L’amore ritrovato
Nel nuovo saggio dello psicologo Morelli l’educazione sentimentale come mezzo per attuare un’ecologia dei comportamenti umani che insegni limiti e fragilità
Ritrovare la possibilità delle relazioni affettive dopo il lockdown e durante la pandemia e contemporaneamente pensare a modi di vivere differenti, sostenibili e giusti. Una prospettiva fondata sull’«educazione sentimentale» come mezzo per attuare un’ «ecologia dei comportamenti umani», affinché diventino capaci di accogliere la fragilità, il limite, la cura invece di arroganza, aggressività, indifferenza.
È un inedito viaggio alla scoperta dei territori dell’empatia quello che Ugo Morelli propone in Empatie ritrovate. Entro il limite per un mondo nuovo (San Paolo edizioni), il suo nuovo saggio. Un appello alla responsabilità tutti per realizzare un mondo vivibile attraverso il riconoscimento del limite. Editorialista del Corriere del Trentino, Morelli, psicologo, studioso di scienze cognitive e scrittore, oggi insegna Scienze cognitive applicate al paesaggio e alla vivibilità al Dipartimento di architettura dell’Università Federico II di Napoli. È autore di molti saggi.
Professor Morelli, perché «empatie ritrovate»?
«Il titolo sottende un’aspettativa che ha più significati. Da un lato l’empatia da ritrovare, quindi un auspicio. Il cosiddetto distanziamento sociale ci toglie però una buona parte della nostra umanità. Proprio questa deprivazione, dall’altro lato, ci fa scoprire e ritrovare l’importanza del legame sociale, quindi dell’empatia».
Empatia: quale significato attribuisce a questa parola?
«È un concetto messo a punto dalla grande filosofa Edith Stein, che nel linguaggio di tutti i giorni decliniamo come “mettersi nei panni degli altri”. Una prospettiva estremamente difficile da realizzare, perché l’incontro è sempre un’approssimazione. Comporta sia l’avvicinarsi sia smussare gli angoli. Per noi umani l’empatia non è una scelta, tutti gli studi di neuroscienze cognitive ci dicono che nasciamo già sociali. Cominciamo ad avere rapporti con il mondo fin dalla XIV settimana di gestazione, attraverso il corpo e la mente della madre».
Come può allora accadere di sospendere l’empatia e praticare l’indifferenza?

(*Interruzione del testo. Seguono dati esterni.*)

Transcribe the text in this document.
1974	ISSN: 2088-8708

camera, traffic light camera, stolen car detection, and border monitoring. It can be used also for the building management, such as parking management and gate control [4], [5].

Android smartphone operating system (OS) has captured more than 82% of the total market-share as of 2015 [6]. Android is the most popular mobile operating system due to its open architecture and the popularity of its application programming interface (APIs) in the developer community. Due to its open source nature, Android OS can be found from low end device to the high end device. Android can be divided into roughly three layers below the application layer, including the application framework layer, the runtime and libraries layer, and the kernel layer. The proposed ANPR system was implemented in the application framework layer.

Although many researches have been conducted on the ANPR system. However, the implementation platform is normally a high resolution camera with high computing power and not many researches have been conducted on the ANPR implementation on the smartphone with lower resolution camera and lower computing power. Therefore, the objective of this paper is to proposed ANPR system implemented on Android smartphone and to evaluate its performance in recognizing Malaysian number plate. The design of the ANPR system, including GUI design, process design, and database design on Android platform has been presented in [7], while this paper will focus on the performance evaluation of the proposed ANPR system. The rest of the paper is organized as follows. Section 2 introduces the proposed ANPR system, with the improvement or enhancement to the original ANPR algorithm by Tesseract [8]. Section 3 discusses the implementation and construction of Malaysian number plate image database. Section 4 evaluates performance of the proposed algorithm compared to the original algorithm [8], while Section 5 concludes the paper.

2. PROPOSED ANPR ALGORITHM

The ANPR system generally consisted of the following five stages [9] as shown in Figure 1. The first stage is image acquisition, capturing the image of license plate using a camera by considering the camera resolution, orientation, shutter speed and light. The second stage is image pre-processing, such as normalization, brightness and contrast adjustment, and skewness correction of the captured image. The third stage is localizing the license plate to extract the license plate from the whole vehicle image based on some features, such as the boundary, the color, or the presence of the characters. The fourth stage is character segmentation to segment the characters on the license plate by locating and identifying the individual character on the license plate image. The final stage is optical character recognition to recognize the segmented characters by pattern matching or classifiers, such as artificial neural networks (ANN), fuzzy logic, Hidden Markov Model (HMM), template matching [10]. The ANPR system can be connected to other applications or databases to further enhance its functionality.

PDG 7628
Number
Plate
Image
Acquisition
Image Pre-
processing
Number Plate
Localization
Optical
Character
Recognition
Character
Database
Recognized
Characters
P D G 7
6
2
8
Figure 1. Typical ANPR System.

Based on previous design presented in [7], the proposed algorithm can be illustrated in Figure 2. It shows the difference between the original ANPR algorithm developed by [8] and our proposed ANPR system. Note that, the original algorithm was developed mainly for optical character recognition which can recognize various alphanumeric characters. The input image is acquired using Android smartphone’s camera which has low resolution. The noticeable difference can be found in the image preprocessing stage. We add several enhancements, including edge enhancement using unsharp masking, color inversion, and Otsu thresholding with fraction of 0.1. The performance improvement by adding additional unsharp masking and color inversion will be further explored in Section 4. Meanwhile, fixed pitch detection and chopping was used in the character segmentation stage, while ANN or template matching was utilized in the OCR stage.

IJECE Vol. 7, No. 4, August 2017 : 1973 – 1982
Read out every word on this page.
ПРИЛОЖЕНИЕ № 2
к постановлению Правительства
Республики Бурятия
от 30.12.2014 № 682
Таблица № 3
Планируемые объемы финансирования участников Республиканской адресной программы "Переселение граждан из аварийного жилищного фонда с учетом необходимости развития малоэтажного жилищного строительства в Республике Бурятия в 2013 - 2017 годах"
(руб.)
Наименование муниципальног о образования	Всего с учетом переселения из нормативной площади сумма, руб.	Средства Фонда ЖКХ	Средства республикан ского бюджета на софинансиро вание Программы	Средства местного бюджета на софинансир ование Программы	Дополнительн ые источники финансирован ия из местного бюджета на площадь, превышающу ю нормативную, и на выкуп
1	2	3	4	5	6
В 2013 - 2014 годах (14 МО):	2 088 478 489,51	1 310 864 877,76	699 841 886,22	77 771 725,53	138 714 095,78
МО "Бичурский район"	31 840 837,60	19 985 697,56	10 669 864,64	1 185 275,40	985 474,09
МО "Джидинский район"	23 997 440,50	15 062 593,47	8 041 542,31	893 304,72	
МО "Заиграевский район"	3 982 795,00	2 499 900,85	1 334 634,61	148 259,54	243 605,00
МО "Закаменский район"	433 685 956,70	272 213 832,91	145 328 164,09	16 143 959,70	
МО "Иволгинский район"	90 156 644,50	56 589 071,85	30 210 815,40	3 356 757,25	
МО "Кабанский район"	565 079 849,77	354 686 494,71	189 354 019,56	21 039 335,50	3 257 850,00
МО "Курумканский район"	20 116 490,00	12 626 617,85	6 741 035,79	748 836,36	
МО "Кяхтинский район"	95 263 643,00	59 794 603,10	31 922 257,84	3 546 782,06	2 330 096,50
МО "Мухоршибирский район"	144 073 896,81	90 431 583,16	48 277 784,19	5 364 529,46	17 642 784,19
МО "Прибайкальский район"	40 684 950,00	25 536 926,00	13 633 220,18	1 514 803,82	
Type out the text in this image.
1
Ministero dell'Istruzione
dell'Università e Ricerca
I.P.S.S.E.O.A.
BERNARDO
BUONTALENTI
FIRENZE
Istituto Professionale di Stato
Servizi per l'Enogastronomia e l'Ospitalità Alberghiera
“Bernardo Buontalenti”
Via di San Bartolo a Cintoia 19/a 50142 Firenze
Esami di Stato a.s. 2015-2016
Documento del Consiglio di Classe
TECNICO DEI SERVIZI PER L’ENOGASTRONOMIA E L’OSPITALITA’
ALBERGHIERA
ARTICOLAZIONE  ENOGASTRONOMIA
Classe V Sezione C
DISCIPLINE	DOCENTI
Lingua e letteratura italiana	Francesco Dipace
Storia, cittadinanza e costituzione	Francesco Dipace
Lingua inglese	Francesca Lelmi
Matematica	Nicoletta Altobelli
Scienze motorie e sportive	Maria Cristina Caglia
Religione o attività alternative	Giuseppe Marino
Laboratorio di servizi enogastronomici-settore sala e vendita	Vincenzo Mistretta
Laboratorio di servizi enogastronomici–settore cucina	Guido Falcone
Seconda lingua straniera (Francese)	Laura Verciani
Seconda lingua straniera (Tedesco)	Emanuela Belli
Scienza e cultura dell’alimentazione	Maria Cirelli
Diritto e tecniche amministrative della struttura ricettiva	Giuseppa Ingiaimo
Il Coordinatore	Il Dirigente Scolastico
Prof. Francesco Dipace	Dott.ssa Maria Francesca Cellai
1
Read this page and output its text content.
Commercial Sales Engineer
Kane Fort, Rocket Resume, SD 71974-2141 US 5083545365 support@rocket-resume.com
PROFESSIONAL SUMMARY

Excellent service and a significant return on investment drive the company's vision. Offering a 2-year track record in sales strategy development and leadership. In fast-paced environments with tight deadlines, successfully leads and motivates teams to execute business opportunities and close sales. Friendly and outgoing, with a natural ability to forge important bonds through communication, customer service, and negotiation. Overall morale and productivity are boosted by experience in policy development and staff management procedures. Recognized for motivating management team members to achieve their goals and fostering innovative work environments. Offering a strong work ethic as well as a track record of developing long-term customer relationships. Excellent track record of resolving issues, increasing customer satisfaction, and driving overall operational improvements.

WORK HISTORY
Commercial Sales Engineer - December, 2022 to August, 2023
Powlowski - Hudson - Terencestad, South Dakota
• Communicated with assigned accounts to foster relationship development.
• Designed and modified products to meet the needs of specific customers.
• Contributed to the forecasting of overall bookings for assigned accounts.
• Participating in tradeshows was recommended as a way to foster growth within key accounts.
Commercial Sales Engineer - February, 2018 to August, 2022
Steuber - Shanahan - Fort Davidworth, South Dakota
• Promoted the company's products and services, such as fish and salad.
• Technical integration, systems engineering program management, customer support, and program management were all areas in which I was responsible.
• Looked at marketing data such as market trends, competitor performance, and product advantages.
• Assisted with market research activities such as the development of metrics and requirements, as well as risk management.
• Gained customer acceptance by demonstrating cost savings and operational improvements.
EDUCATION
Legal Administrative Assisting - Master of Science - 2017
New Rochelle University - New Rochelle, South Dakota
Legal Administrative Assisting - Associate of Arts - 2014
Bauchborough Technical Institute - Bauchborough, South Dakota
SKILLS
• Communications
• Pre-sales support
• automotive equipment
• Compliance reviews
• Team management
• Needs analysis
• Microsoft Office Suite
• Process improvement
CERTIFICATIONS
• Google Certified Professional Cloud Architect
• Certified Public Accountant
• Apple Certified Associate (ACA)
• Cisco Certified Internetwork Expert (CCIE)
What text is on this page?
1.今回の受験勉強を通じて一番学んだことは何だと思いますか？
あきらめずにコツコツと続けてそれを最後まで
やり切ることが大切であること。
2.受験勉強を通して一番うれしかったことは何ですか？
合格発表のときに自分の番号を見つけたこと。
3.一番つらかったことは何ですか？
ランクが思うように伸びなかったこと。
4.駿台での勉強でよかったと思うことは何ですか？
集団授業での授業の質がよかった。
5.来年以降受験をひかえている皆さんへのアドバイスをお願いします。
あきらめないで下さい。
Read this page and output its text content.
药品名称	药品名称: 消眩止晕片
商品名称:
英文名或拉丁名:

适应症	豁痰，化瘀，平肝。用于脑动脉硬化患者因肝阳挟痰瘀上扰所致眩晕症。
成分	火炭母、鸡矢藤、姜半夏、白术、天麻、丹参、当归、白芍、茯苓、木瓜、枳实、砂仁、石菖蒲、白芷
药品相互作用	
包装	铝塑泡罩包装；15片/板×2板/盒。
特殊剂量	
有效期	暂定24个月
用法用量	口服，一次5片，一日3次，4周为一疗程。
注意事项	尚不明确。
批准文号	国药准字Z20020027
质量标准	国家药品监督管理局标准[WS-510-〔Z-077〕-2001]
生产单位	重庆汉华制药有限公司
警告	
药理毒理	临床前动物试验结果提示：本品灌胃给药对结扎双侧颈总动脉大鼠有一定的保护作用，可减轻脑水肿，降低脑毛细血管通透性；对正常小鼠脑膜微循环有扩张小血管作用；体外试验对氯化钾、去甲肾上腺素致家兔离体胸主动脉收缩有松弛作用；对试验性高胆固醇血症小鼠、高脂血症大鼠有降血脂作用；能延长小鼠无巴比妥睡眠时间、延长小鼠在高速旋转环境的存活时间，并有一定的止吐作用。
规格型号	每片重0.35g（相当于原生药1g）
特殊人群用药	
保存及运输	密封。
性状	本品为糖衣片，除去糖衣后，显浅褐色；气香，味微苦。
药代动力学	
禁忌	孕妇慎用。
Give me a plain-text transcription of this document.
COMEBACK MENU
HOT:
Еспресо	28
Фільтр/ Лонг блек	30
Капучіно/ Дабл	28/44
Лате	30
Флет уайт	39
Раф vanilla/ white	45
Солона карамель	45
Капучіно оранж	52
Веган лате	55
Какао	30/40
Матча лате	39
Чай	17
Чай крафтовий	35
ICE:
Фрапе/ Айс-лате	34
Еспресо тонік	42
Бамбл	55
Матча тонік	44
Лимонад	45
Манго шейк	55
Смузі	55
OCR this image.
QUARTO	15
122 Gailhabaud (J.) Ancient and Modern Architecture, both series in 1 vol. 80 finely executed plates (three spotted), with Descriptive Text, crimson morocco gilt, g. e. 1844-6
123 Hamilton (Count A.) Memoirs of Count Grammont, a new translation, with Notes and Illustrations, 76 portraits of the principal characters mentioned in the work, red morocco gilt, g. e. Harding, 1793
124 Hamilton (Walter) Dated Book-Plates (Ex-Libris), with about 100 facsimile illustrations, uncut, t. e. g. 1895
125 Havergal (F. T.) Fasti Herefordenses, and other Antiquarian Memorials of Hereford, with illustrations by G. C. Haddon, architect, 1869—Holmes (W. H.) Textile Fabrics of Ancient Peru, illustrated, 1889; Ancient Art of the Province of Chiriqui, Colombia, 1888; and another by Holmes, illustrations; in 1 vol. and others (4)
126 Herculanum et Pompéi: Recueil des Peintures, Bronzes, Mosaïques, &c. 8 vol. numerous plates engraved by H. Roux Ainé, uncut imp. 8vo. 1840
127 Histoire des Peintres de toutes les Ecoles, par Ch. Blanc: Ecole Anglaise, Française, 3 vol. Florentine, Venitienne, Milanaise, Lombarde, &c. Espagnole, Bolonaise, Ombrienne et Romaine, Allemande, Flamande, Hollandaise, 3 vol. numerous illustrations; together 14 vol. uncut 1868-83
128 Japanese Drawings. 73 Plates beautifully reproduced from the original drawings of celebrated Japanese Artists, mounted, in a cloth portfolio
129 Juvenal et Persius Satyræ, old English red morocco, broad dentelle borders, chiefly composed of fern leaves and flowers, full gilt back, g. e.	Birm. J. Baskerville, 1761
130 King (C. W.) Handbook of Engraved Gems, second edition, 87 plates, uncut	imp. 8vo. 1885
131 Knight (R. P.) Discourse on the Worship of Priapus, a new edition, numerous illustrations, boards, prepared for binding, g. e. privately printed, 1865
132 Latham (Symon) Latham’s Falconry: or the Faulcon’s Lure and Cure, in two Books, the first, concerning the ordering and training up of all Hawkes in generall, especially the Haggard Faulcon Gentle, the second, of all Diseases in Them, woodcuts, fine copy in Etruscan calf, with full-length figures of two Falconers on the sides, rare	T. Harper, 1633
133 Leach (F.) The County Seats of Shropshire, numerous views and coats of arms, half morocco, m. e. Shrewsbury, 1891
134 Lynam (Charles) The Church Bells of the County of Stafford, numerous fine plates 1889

«Che cosa ha significato culturalmente per una specie che sa di essere finita - perché ciascuno di noi sa di dover morire - costruire un delirio di onnipotenza che nega il limite, che è la condizione della possibilità? Negare il limite significa delirare da un punto di vista psichico, a livello individuale e collettivo. L’empatia si allarga allora di significato, e quello che a noi tocca come compito di specie è riconoscere il valore del limite come possibilità. Ciò comporta un’empatia con il mondo».
Caratterizzata da quali elementi?
«Dobbiamo smetterla di parlare di nuovo umanesimo mettendo ancora al centro la specie umana, abbiamo bisogno di conquistare un’altra autodefinizione: quella di esseri terresti, perché “io vivo se ci sono gli alberi, le api, gli animali” e così via. Oggi il Covid-19 si pone come un’occasione straordinaria di imparare un nuovo modo di stare al mondo, che parte dal limite e vive quindi nel possibile del limite».
Ne saremo capaci?
«So di usare in parte un’aspettativa utopica, ma ho sempre pensato che l’utopia sia il luogo che non c’è ancora, non quello che non c’è. Le cattive notizie riguardano la propensione narcisistica di ciascuno di noi, il fatto che persino di fronte alle catastrofi mostriamo propensione a non voler cambiare nulla. C’è però anche una buona notizia: la componente generativa della specie. Noi siamo anche quelli che mentre persistono a non voler cambiare idea e subiscono la forza dell’abitudine, siamo in grado di creare il nuovo, l’inedito».
Lei parla di un’ecologia dei comportamenti fondata sull’educazione sentimentale.
«Intendo il sentimento nell’accezione più profonda di come noi esseri umani avvertiamo le emozioni di base: paura, desiderio, rabbia, dolore, aggressività. Siamo analfabeti sentimentali perché più che a governare le emozioni, tendiamo a subirle. Non esistono ricette esterne per il grande problema dell’ecologia del comportamento umano, abbiamo bisogno di riconoscere che siamo parte del tutto».